Killeen, TX — Once again, the Killeen police department is in the news for the way it is treating the citizens—this time a child—it is sworn to protect. Local taxpayers just shelled out $60,000 to pay for the abusive actions of two of Killeen’s finest after they were seen on video attacking a gay teen who was the victim of a bullying incident.
According to KWTX, U.S. Magistrate Judge Jeffrey C. Manske accepted the settlement filed after the student complained he was brutalized, slammed to the ground during an arrest at 2:55 p.m. April 21, 2016, following an altercation between two students on a Killeen Independent School District bus.
“A body slam is never an approved use of force,” the complaint says. “It is not a recognized ‘takedown’ maneuver under any training provided to Officers Lundt and Frucella.”
Although the incident took place in 2016, it only recently became national news when lawyers for J.W. and his family filed a federal civil rights lawsuit in Waco’s federal court late last year. At the time, the bus driver noticed a fight taking place on her bus. J.W., who students say was being bullied by Travis—in part, because he is reportedly gay—defended himself. The bus driver pulled over, broke up the fight, and then called police to intervene.
Two police officers, Travis Lundt and Stephen Frucella responded.
Upon arrival, the bus driver can be overheard in the security video on the bus telling the police she wants Travis off of her bus and pointed him out to the officers. “I didn’t start shit, bitch,” yelled J.W. Immediately, Lundt and Frucella grabbed J.W. and jerked him off the bus. Still pointing at Travis, one of the officers tossed J.W., body slamming him on the ground.
While it is understandable that police want to immediately control the chaotic situation, and it may even be logical for them to have removed J.W. from the bus first, why they decided to slam the young boy to the ground is incredulous, to say the least. It seems the police officer not only infringed on the student’s right to free speech, but he also injured the boy who was being bullied—not the aggressor.
This is why J.W.’s family sued, according to their lawyer, Robert Ranco. In court documents obtained by KWTX, the lawsuit explained that J.W. was the real victim, and Travis was the aggressor:
“Travis picked a fight and physically assaulted J.W. in the back of the bus. J.W. attempted to defend himself. The bus driver pulled the bus over and called the police. The driver then separated the boys, bringing J.W. to the front, and leaving Travis in the back of the bus.
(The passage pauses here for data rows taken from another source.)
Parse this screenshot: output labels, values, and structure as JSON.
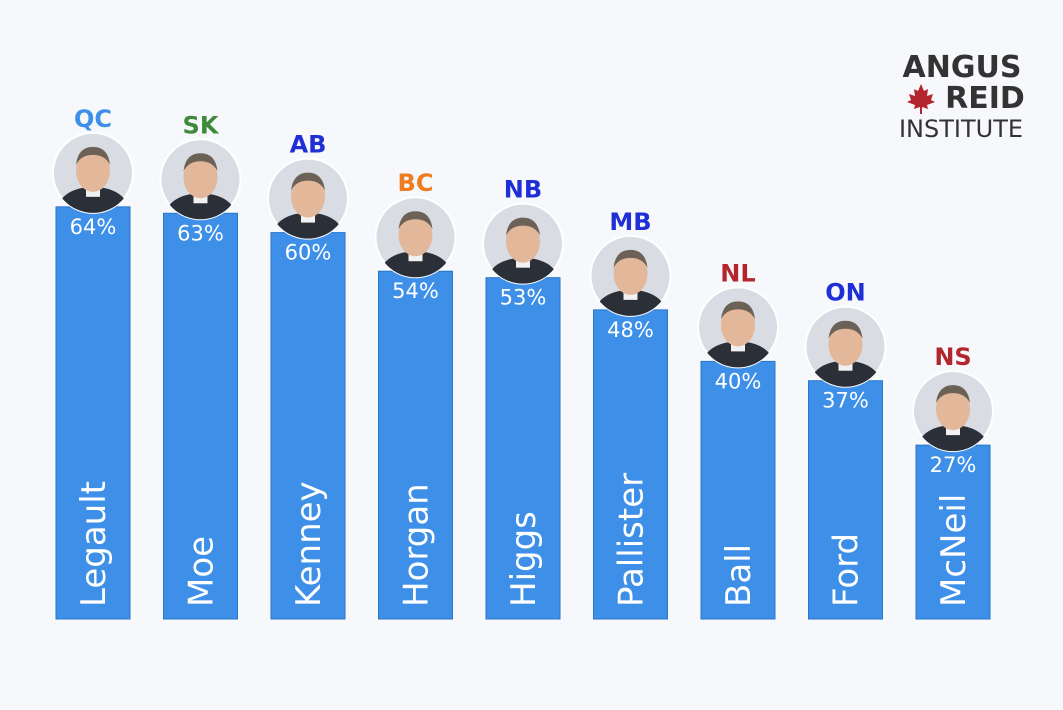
{
  "logo": {
    "line1": "ANGUS",
    "line2": "REID",
    "line3": "INSTITUTE",
    "text_color": "#333333",
    "leaf_color": "#b3262d"
  },
  "colors": {
    "bar_fill": "#3d8fe8",
    "bar_stroke": "#2a76c9",
    "value_text": "#ffffff",
    "name_text": "#ffffff"
  },
  "chart_data": {
    "type": "bar",
    "categories": [
      "Legault",
      "Moe",
      "Kenney",
      "Horgan",
      "Higgs",
      "Pallister",
      "Ball",
      "Ford",
      "McNeil"
    ],
    "provinces": [
      "QC",
      "SK",
      "AB",
      "BC",
      "NB",
      "MB",
      "NL",
      "ON",
      "NS"
    ],
    "province_colors": [
      "#3d8fe8",
      "#3f8a3a",
      "#1f2fd6",
      "#ee7d22",
      "#1f2fd6",
      "#1f2fd6",
      "#b3262d",
      "#1f2fd6",
      "#b3262d"
    ],
    "values": [
      64,
      63,
      60,
      54,
      53,
      48,
      40,
      37,
      27
    ],
    "value_labels": [
      "64%",
      "63%",
      "60%",
      "54%",
      "53%",
      "48%",
      "40%",
      "37%",
      "27%"
    ],
    "ylim": [
      0,
      100
    ],
    "grid": false,
    "legend": "none"
  }
}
The fight stopped.”
Killeen officers claimed in their report that J.W. assaulted them, and therefore had to be physically restrained in the manner in which he was thrown to the ground. The lawsuit disputes their contention that the officers were assaulted — so does the video. The suit reads:
“Despite what the officers wrote in the police report, J.W. was not resisting, was not attempting to get away, and was not a threat to the officers or anyone else at the time J.W. was lifted off the ground and body slammed on the hard pavement. He did not threaten the officers or anyone else. J.W. was never given a chance to comply with any order, as no order or instruction was given.”
The video corroborated J.W.’s story and the subsequent settlement is proof of it. It shows the officers violently slam J.W. to the ground, much to the viewing pleasure of the bus’ occupants, his fellow classmates. Both video and audio evidence appeared to support J.W.’s contention that he was the victim twice in one day—once at the hands of Travis, and another time at the hands of Killeen police.
As TFTP has reported on numerous occasions, police and students simply do not mix well together. Not only are school resource officers often violent when dealing with students in conflict, but they are sometimes the bullies.
Also part of the lawsuit, according to Ranco was a request for an apology. The family simply asked the officers to apologize to the young man they senselessly attacked and injured.
However, the police refused.
“We got a flat refusal,” Ranco said.